Dios no se cansa de mirar encalados húmedos con acuarelas de colores desvaídos. Cuando llega la noche, examina los recién hechos, distribuidos por el suelo como las hojas de un almanaque. Menudo pasatiempo. Una ocupación estupenda para un anciano. Entre las imágenes de los apóstoles, querubines y el pedorro de Lucifer, se ve un fresco ocre oscuro, que tras un examen más atento revela a un monje en una madriguera de zorro. Fijándose bien, uno se da cuenta de que el hombre no es un monje en absoluto, de hecho es más zorro que monje. Eso divierte a Dios, quien, animado por la visión, deja resbalar la mirada hasta el siguiente fresco, que representa al mismísimo flagelante, echado en el suelo como si fuera carroña. Está, como ya se ha dicho una vez, gordo en las zonas inadecuadas y flaco donde debería tener carne. Pero no está muerto, aunque así lo parece; simplemente lo simula. Eso agrada a Dios, que tiene debilidad por el teatro. Los dramas son algo que nunca falta, pero el mejor es el de un solo acto, con Caín y Abel; el momento preferido es cuando Caín golpea en la cabeza a su hermano y éste cae muerto sobre la tierra marrón. Menuda tragedia. De los que no se cansa uno.
Eva llama a sus hijos. La comida está en la mesa. Van a tomar cordero lechal.
—Cordero lechal —susurra Giuseppe—. Casi noto el sabor a tomillo.
Adán sale por ellos y no ve a Caín con la estaca sanguinolenta.
Dios se muerde el pulgar; la emoción es insoportable.
—¿Has visto a Abel? —pregunta Adán a su hijo.
—No, padre —responde Caín.
La primera mentira de la historia. Desde el cielo se oyen abucheos y silbidos. El público siempre quiere más de este drama, y noche tras noche se venden todas las entradas de las filas baratas, una y otra vez Caín le da un trompazo en la mollera a su hermano, y al final el mensaje queda grabado hasta en las mentes más torpes.
—Magnífica función —dice con un suspiro el Creador, amante de placeres.
Pero en adelante hay muy pocas cosas por las que alegrarse, porque sólo quedan Adán y Eva, y el turbio Caín. A decir verdad, no es mucho comparado con una eternidad de tiempo, y Dios, de puro aburrimiento, ordena que el mar crezca.
—Dios se regodea viendo cómo desaparece el mundo en el océano —dice Giuseppe en voz alta—, porque siente predilección por la muerte por ahogamiento.

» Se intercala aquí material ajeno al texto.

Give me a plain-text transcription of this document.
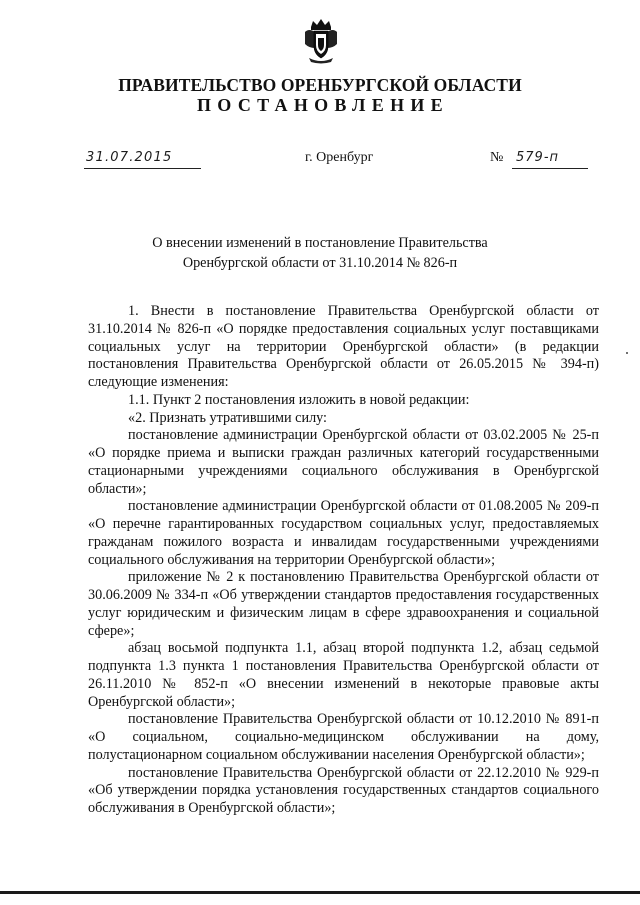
ПРАВИТЕЛЬСТВО ОРЕНБУРГСКОЙ ОБЛАСТИ
ПОСТАНОВЛЕНИЕ
31.07.2015	г. Оренбург	№ 579-п
О внесении изменений в постановление Правительства
Оренбургской области от 31.10.2014 № 826-п

1. Внести в постановление Правительства Оренбургской области от 31.10.2014 № 826-п «О порядке предоставления социальных услуг поставщиками социальных услуг на территории Оренбургской области» (в редакции постановления Правительства Оренбургской области от 26.05.2015 № 394-п) следующие изменения:

1.1. Пункт 2 постановления изложить в новой редакции:

«2. Признать утратившими силу:

постановление администрации Оренбургской области от 03.02.2005 № 25-п «О порядке приема и выписки граждан различных категорий государственными стационарными учреждениями социального обслуживания в Оренбургской области»;

постановление администрации Оренбургской области от 01.08.2005 № 209-п «О перечне гарантированных государством социальных услуг, предоставляемых гражданам пожилого возраста и инвалидам государственными учреждениями социального обслуживания на территории Оренбургской области»;

приложение № 2 к постановлению Правительства Оренбургской области от 30.06.2009 № 334-п «Об утверждении стандартов предоставления государственных услуг юридическим и физическим лицам в сфере здравоохранения и социальной сфере»;

абзац восьмой подпункта 1.1, абзац второй подпункта 1.2, абзац седьмой подпункта 1.3 пункта 1 постановления Правительства Оренбургской области от 26.11.2010 № 852-п «О внесении изменений в некоторые правовые акты Оренбургской области»;

постановление Правительства Оренбургской области от 10.12.2010 № 891-п «О социальном, социально-медицинском обслуживании на дому, полустационарном социальном обслуживании населения Оренбургской области»;

постановление Правительства Оренбургской области от 22.12.2010 № 929-п «Об утверждении порядка установления государственных стандартов социального обслуживания в Оренбургской области»;
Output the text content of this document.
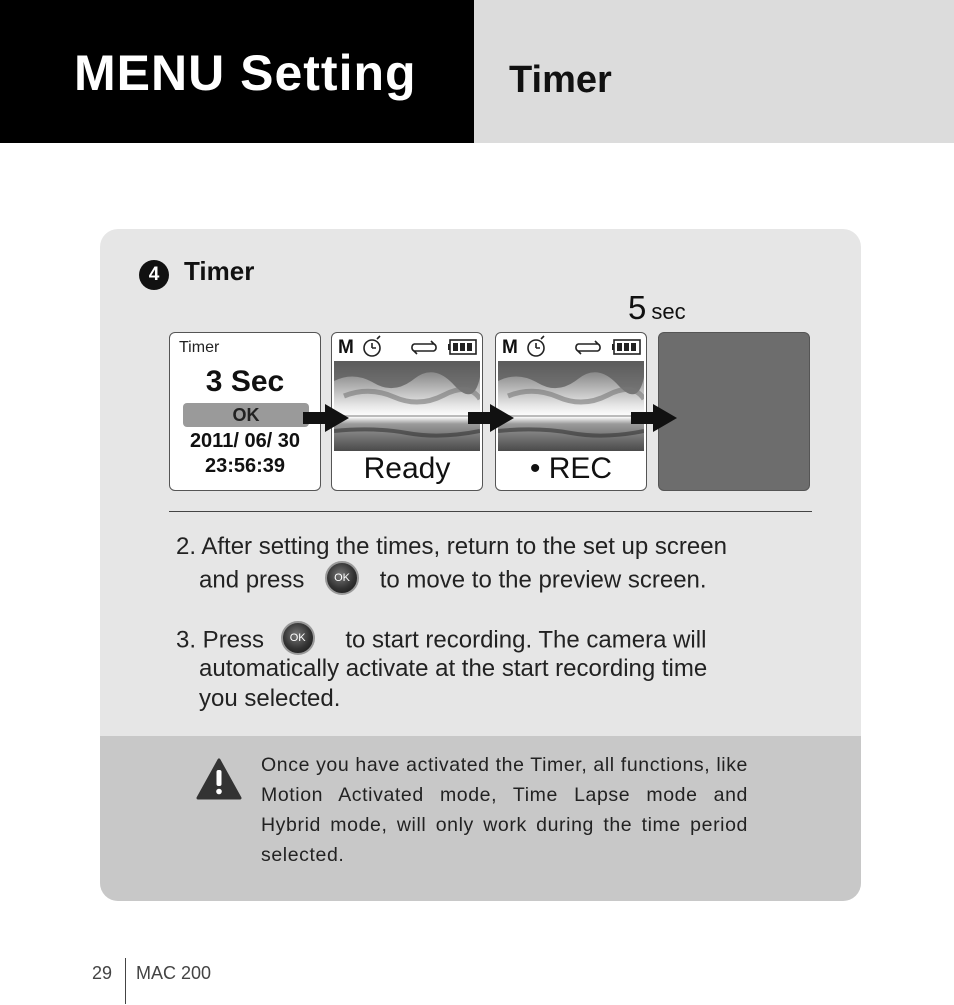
MENU Setting Timer
4 Timer
5 sec
Timer
3 Sec
OK
2011/ 06/ 30
23:56:39
M
Ready
M
• REC
2. After setting the times, return to the set up screen
and press	OK to move to the preview screen.
3. Press OK to start recording. The camera will
automatically activate at the start recording time
you selected.
Once you have activated the Timer, all functions, like Motion Activated mode, Time Lapse mode and Hybrid mode, will only work during the time period selected.
29 MAC 200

De eso saben mucho los egipcios. —Rueda sobre el estómago, tose de ira y camina a cuatro patas mientras escupe las palabras—. ¿Deseas algo más? —grita—. No tienes más que decirlo, hacemos lo que se nos dice y mandamos a nuestros hijos a la hoguera, incluso llegamos a quemar ciudades enteras por ti, y los que deciden estudiar para adquirir sabiduría son despedazados y reducidos a astillas por los teólogos o excomulgados por el Papa. Y el que se embarcó para darnos un nuevo atlas termina de viejo demente en la cárcel de Venecia, porque nadie se cree la historia de Kublai Kan, Persia y China, porque, como se sabe, en el Árbol de la Ciencia madura sólo el fruto prohibido, y a la verdad se le hacen oídos sordos, como siempre. Pregunta, si no, en Lucca.

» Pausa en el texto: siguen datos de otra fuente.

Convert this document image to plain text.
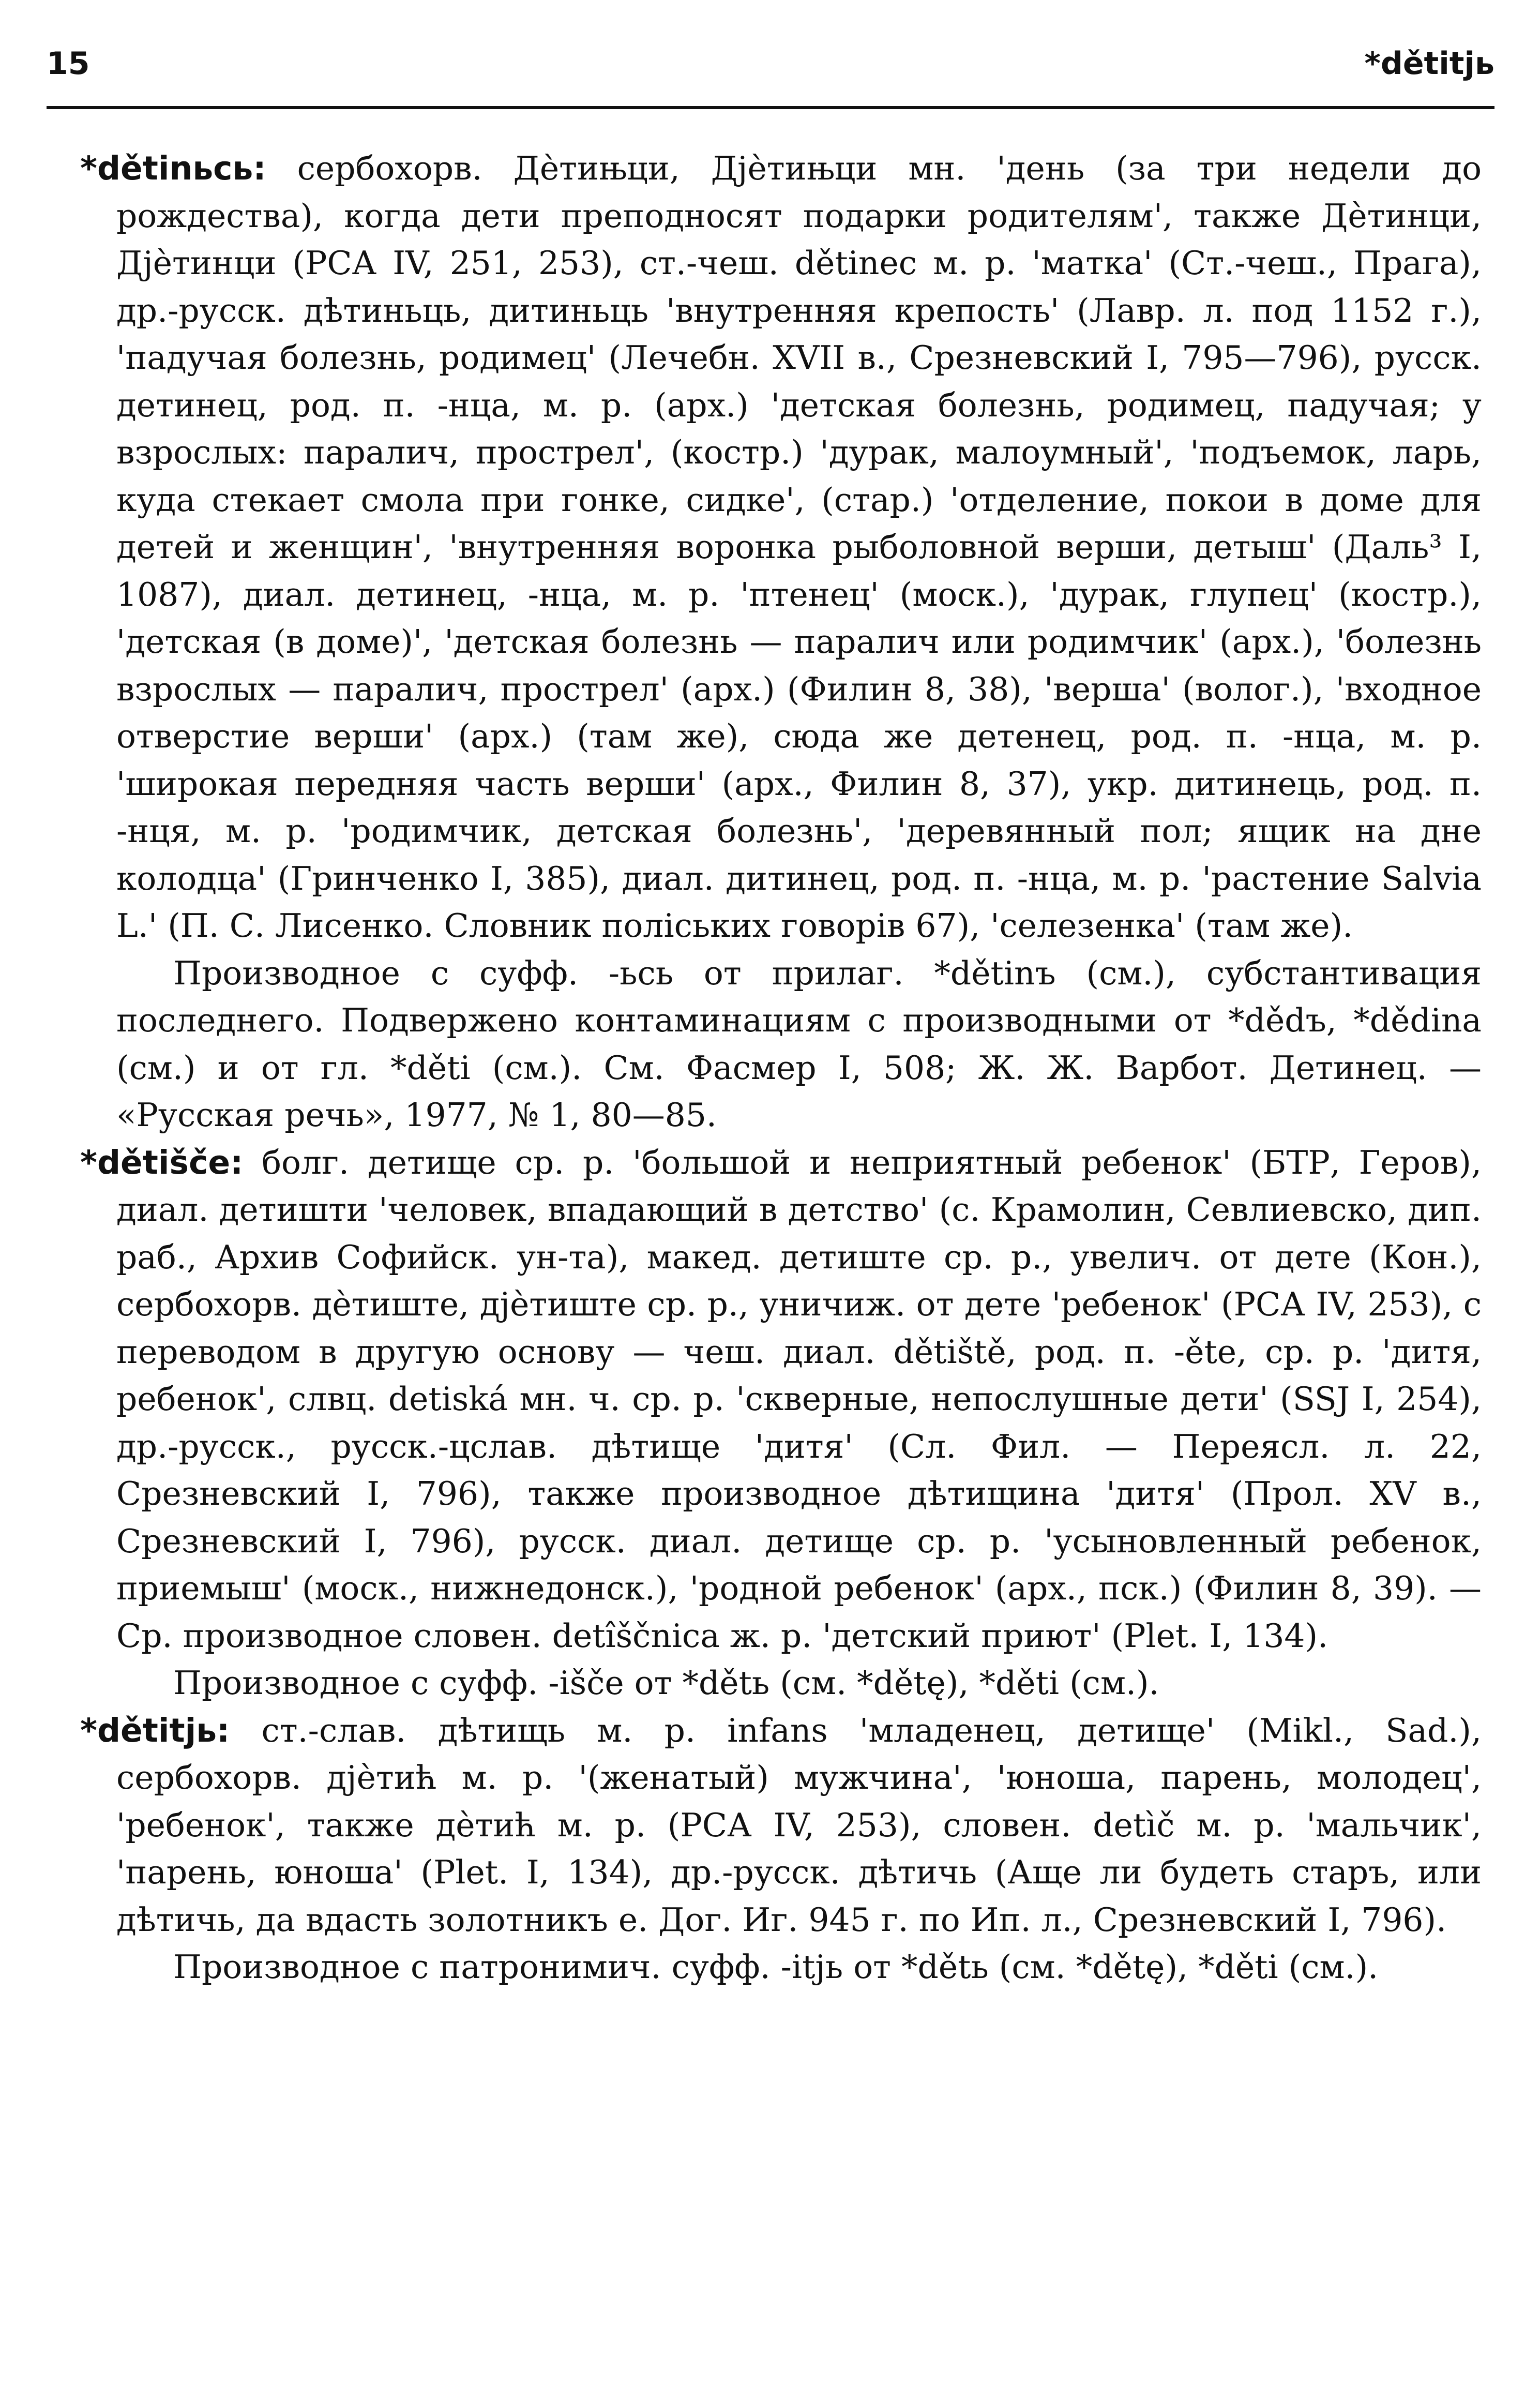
15	*dětitjь

*dětinьcь: сербохорв. Дѐтињци, Дјѐтињци мн. 'день (за три недели до рождества), когда дети преподносят подарки родителям', также Дѐтинци, Дјѐтинци (РСА IV, 251, 253), ст.-чеш. dětinec м. р. 'матка' (Ст.-чеш., Прага), др.-русск. дѣтиньць, дитиньць 'внутренняя крепость' (Лавр. л. под 1152 г.), 'падучая болезнь, родимец' (Лечебн. XVII в., Срезневский I, 795—796), русск. детинец, род. п. -нца, м. р. (арх.) 'детская болезнь, родимец, падучая; у взрослых: паралич, прострел', (костр.) 'дурак, малоумный', 'подъемок, ларь, куда стекает смола при гонке, сидке', (стар.) 'отделение, покои в доме для детей и женщин', 'внутренняя воронка рыболовной верши, детыш' (Даль³ I, 1087), диал. детинец, -нца, м. р. 'птенец' (моск.), 'дурак, глупец' (костр.), 'детская (в доме)', 'детская болезнь — паралич или родимчик' (арх.), 'болезнь взрослых — паралич, прострел' (арх.) (Филин 8, 38), 'верша' (волог.), 'входное отверстие верши' (арх.) (там же), сюда же детенец, род. п. -нца, м. р. 'широкая передняя часть верши' (арх., Филин 8, 37), укр. дитинець, род. п. -нця, м. р. 'родимчик, детская болезнь', 'деревянный пол; ящик на дне колодца' (Гринченко I, 385), диал. дитинец, род. п. -нца, м. р. 'растение Salvia L.' (П. С. Лисенко. Словник поліських говорів 67), 'селезенка' (там же).

Производное с суфф. -ьсь от прилаг. *dětinъ (см.), субстантивация последнего. Подвержено контаминациям с производными от *dědъ, *dědina (см.) и от гл. *děti (см.). См. Фасмер I, 508; Ж. Ж. Варбот. Детинец. — «Русская речь», 1977, № 1, 80—85.

*dětišče: болг. детище ср. р. 'большой и неприятный ребенок' (БТР, Геров), диал. детишти 'человек, впадающий в детство' (с. Крамолин, Севлиевско, дип. раб., Архив Софийск. ун-та), макед. детиште ср. р., увелич. от дете (Кон.), сербохорв. дѐтиште, дјѐтиште ср. р., уничиж. от дете 'ребенок' (РСА IV, 253), с переводом в другую основу — чеш. диал. dětiště, род. п. -ěte, ср. р. 'дитя, ребенок', слвц. detiská мн. ч. ср. р. 'скверные, непослушные дети' (SSJ I, 254), др.-русск., русск.-цслав. дѣтище 'дитя' (Сл. Фил. — Переясл. л. 22, Срезневский I, 796), также производное дѣтищина 'дитя' (Прол. XV в., Срезневский I, 796), русск. диал. детище ср. р. 'усыновленный ребенок, приемыш' (моск., нижнедонск.), 'родной ребенок' (арх., пск.) (Филин 8, 39). — Ср. производное словен. detîščnica ж. р. 'детский приют' (Plet. I, 134).

Производное с суфф. -išče от *dětь (см. *dětę), *děti (см.).

*dětitjь: ст.-слав. дѣтищь м. р. infans 'младенец, детище' (Mikl., Sad.), сербохорв. дјѐтић м. р. '(женатый) мужчина', 'юноша, парень, молодец', 'ребенок', также дѐтић м. р. (РСА IV, 253), словен. detìč м. р. 'мальчик', 'парень, юноша' (Plet. I, 134), др.-русск. дѣтичь (Аще ли будеть старъ, или дѣтичь, да вдасть золотникъ е. Дог. Иг. 945 г. по Ип. л., Срезневский I, 796).

Производное с патронимич. суфф. -itjь от *dětь (см. *dětę), *děti (см.).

Se acurruca y hace como Dios: ver imágenes con su mirada interior.
Giuseppe y Arturo van sentados al pescante. El maestro enseña a su alumno. No hay límite para los conocimientos del profesor, cuya boca se mueve como castañuelas. Arturo es todo oídos, y finalmente el monólogo llega hasta el mar.
—Nuestra vida —predica el maestro— es como las olas del mar que golpean la playa, mueren y desaparecen. ¿Alcanzas a comprender esas palabras, cretino?

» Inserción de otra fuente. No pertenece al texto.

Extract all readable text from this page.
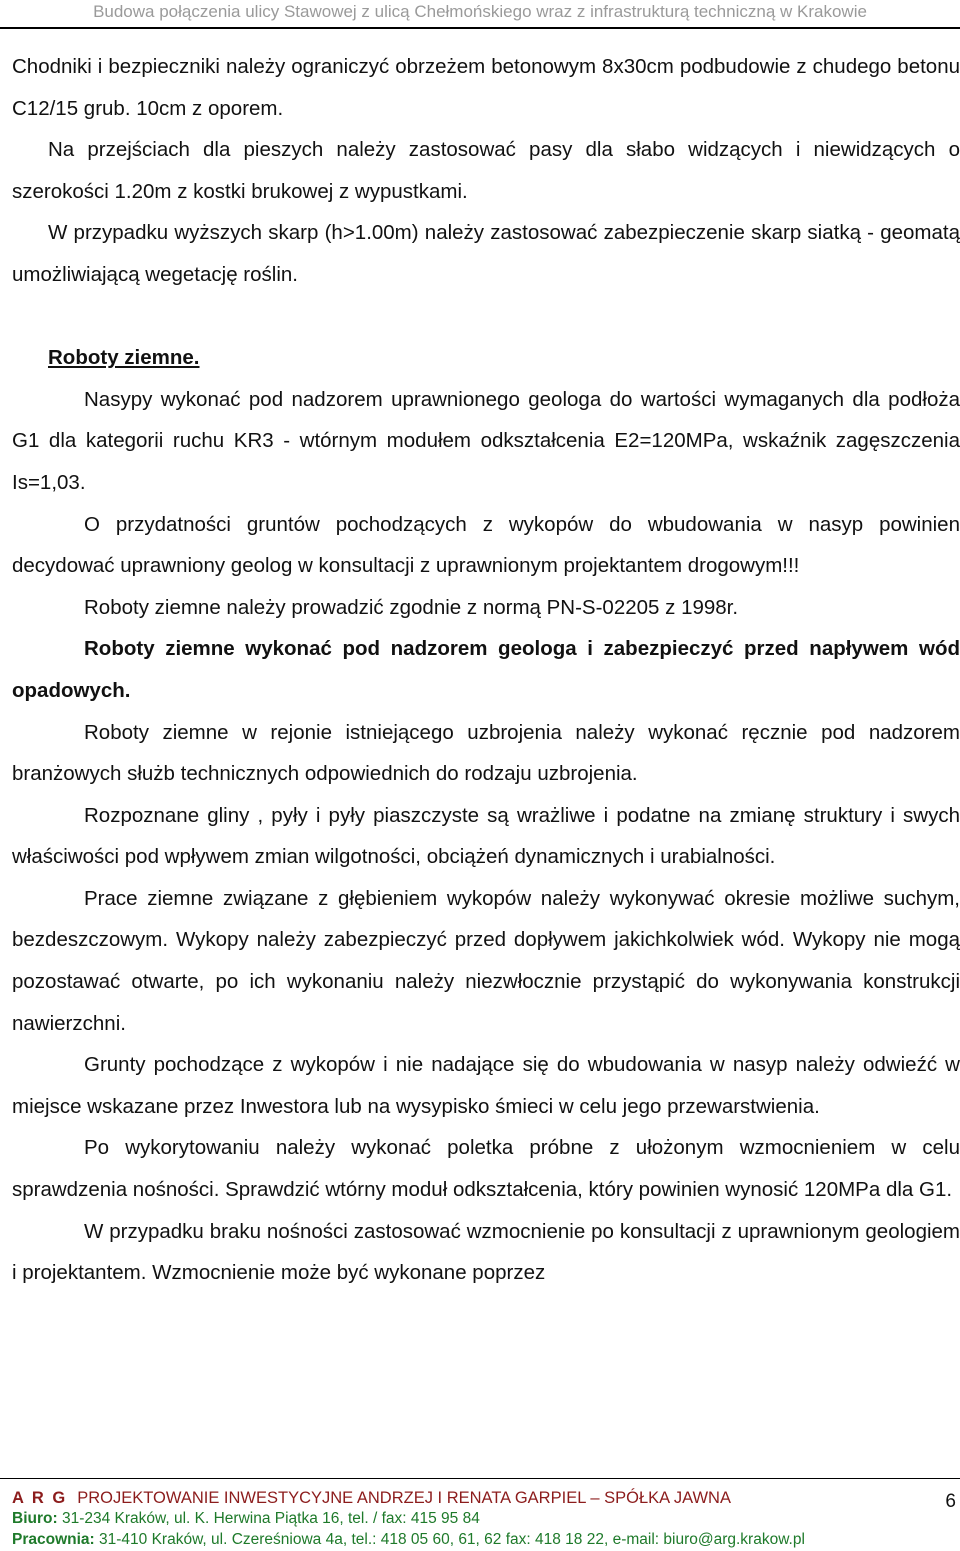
Budowa połączenia ulicy Stawowej z ulicą Chełmońskiego wraz z infrastrukturą techniczną w Krakowie

Chodniki i bezpieczniki należy ograniczyć obrzeżem betonowym 8x30cm podbudowie z chudego betonu C12/15 grub. 10cm z oporem.

Na przejściach dla pieszych należy zastosować pasy dla słabo widzących i niewidzących o szerokości 1.20m z kostki brukowej z wypustkami.

W przypadku wyższych skarp (h>1.00m) należy zastosować zabezpieczenie skarp siatką - geomatą umożliwiającą wegetację roślin.

Roboty ziemne.

Nasypy wykonać pod nadzorem uprawnionego geologa do wartości wymaganych dla podłoża G1 dla kategorii ruchu KR3 - wtórnym modułem odkształcenia E2=120MPa, wskaźnik zagęszczenia Is=1,03.

O przydatności gruntów pochodzących z wykopów do wbudowania w nasyp powinien decydować uprawniony geolog w konsultacji z uprawnionym projektantem drogowym!!!

Roboty ziemne należy prowadzić zgodnie z normą PN-S-02205 z 1998r.

Roboty ziemne wykonać pod nadzorem geologa i zabezpieczyć przed napływem wód opadowych.

Roboty ziemne w rejonie istniejącego uzbrojenia należy wykonać ręcznie pod nadzorem branżowych służb technicznych odpowiednich do rodzaju uzbrojenia.

Rozpoznane gliny , pyły i pyły piaszczyste są wrażliwe i podatne na zmianę struktury i swych właściwości pod wpływem zmian wilgotności, obciążeń dynamicznych i urabialności.

Prace ziemne związane z głębieniem wykopów należy wykonywać okresie możliwe suchym, bezdeszczowym. Wykopy należy zabezpieczyć przed dopływem jakichkolwiek wód. Wykopy nie mogą pozostawać otwarte, po ich wykonaniu należy niezwłocznie przystąpić do wykonywania konstrukcji nawierzchni.

Grunty pochodzące z wykopów i nie nadające się do wbudowania w nasyp należy odwieźć w miejsce wskazane przez Inwestora lub na wysypisko śmieci w celu jego przewarstwienia.

Po wykorytowaniu należy wykonać poletka próbne z ułożonym wzmocnieniem w celu sprawdzenia nośności. Sprawdzić wtórny moduł odkształcenia, który powinien wynosić 120MPa dla G1.

W przypadku braku nośności zastosować wzmocnienie po konsultacji z uprawnionym geologiem i projektantem. Wzmocnienie może być wykonane poprzez

A R G PROJEKTOWANIE INWESTYCYJNE ANDRZEJ I RENATA GARPIEL – SPÓŁKA JAWNA	6
Biuro: 31-234 Kraków, ul. K. Herwina Piątka 16, tel. / fax: 415 95 84
Pracownia: 31-410 Kraków, ul. Czereśniowa 4a, tel.: 418 05 60, 61, 62 fax: 418 18 22, e-mail: biuro@arg.krakow.pl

Giuseppe mira a su alumno, callado y reservado, hasta que por fin dice que las olas nunca se mueren porque nacen continuamente.
Fin de la conversación.
Giuseppe llega al río, que ha absorbido el crepúsculo. Rápidamente se quita el hábito y se mete en el agua fresca, da un par de brazadas y siente que el agua se introduce en grietas y cicatrices. Siente dolor y alivio a la vez.
Después se tumba de espaldas, extiende los brazos y ve su blancura flotando a la deriva como una caballa muerta.
—¿Por qué tiene tanto miedo a la muerte el que siempre se pelea con la vida? ¿No debería considerarse acaso una liberación? ¿Es tal vez el precio que debo pagar por haber pasado tanto tiempo con los muertos?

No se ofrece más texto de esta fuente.